Dobra, nowe fakty są takie :
Gaźnik oddałem do mechanika żeby wszystko przejrzał i ustawił poziom paliwa. Okazało się, że brakowało blaszki pomiędzy przepustnicą i sprężyną, która przytrzymuje iglicę w dole - to jednak nie rozwiązało problemu wysokich obrotów. Mechanik wymienił zaworek iglicowy dorobił mi wspomnianą blaszkę i podobno ustawił poziom paliwa.

Po założeniu da się już odpalić go na zimnym ale reszta problemów pozostała. A więc:

-Odcina go przy około 8k na luzie i zależnie od biegu na coraz niższych obrotach, po prostu nie ma mocy.

-Kopci dalej na niebiesko, po dzisiejszej jeździe z wydechu aż kapała czarna maź.

-Potrafi raz na jakiś czas schodząc z obrotów utrzymywać około 3-4k obrotów

 

I teraz najważniejsze co udało mi się dzisiaj odkryć. W momencie kiedy jadę przykładowo na 3 biegu, manetka odkręcona do końca trzyma około 4k obrotów przerywa i nie wkręca się wyżej, zamykam kranik paliwa, gaz cały czas odkręcony - mija kilka sekund i aż wyrywa go spod tyłka tak przyśpiesza. Oczywiście zaraz kończy się paliwo i gaśnie ale zauważyłem że jest właśnie moment kiedy wypali część paliwa i ma super moc.
I teraz pytanie: czy regulować jeszcze samodzielnie poziom paliwa, czy zamawiać od razu nowe dysze do gaźnika czy może w ogóle nowego gaźnika szukać bo już nie mam pojęcia co z tym zrobić...
P.S Dzwoniłem do mechanika i twierdzi że poziom paliwa ustawił według serwisówki i to nie jest element który się reguluje i tak ma być jak jest...

Edytowane przez GLIN4
Odnośnik do komentarza
Udostępnij na innych stronach

Dobra, nowe fakty są takie :

Gaźnik oddałem do mechanika żeby wszystko przejrzał i ustawił poziom paliwa. Okazało się, że brakowało blaszki pomiędzy przepustnicą i sprężyną, która przytrzymuje iglicę w dole - to jednak nie rozwiązało problemu wysokich obrotów. Mechanik wymienił zaworek iglicowy dorobił mi wspomnianą blaszkę i podobno ustawił poziom paliwa.

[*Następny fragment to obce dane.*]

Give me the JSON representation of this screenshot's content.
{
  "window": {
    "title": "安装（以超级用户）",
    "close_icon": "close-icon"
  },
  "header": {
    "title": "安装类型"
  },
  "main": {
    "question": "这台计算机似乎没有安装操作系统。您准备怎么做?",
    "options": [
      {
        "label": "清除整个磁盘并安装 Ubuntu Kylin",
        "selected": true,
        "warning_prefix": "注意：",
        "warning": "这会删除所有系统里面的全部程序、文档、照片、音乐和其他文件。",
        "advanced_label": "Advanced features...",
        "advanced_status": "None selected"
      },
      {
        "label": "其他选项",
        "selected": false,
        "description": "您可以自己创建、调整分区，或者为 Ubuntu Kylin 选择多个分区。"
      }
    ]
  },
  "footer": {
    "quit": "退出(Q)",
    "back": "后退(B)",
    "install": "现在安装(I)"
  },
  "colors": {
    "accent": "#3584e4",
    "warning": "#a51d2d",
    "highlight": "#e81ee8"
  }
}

Po założeniu da się już odpalić go na zimnym ale reszta problemów pozostała. A więc:

-Odcina go przy około 8k na luzie i zależnie od biegu na coraz niższych obrotach, po prostu nie ma mocy.

-Kopci dalej na niebiesko, po dzisiejszej jeździe z wydechu aż kapała czarna maź.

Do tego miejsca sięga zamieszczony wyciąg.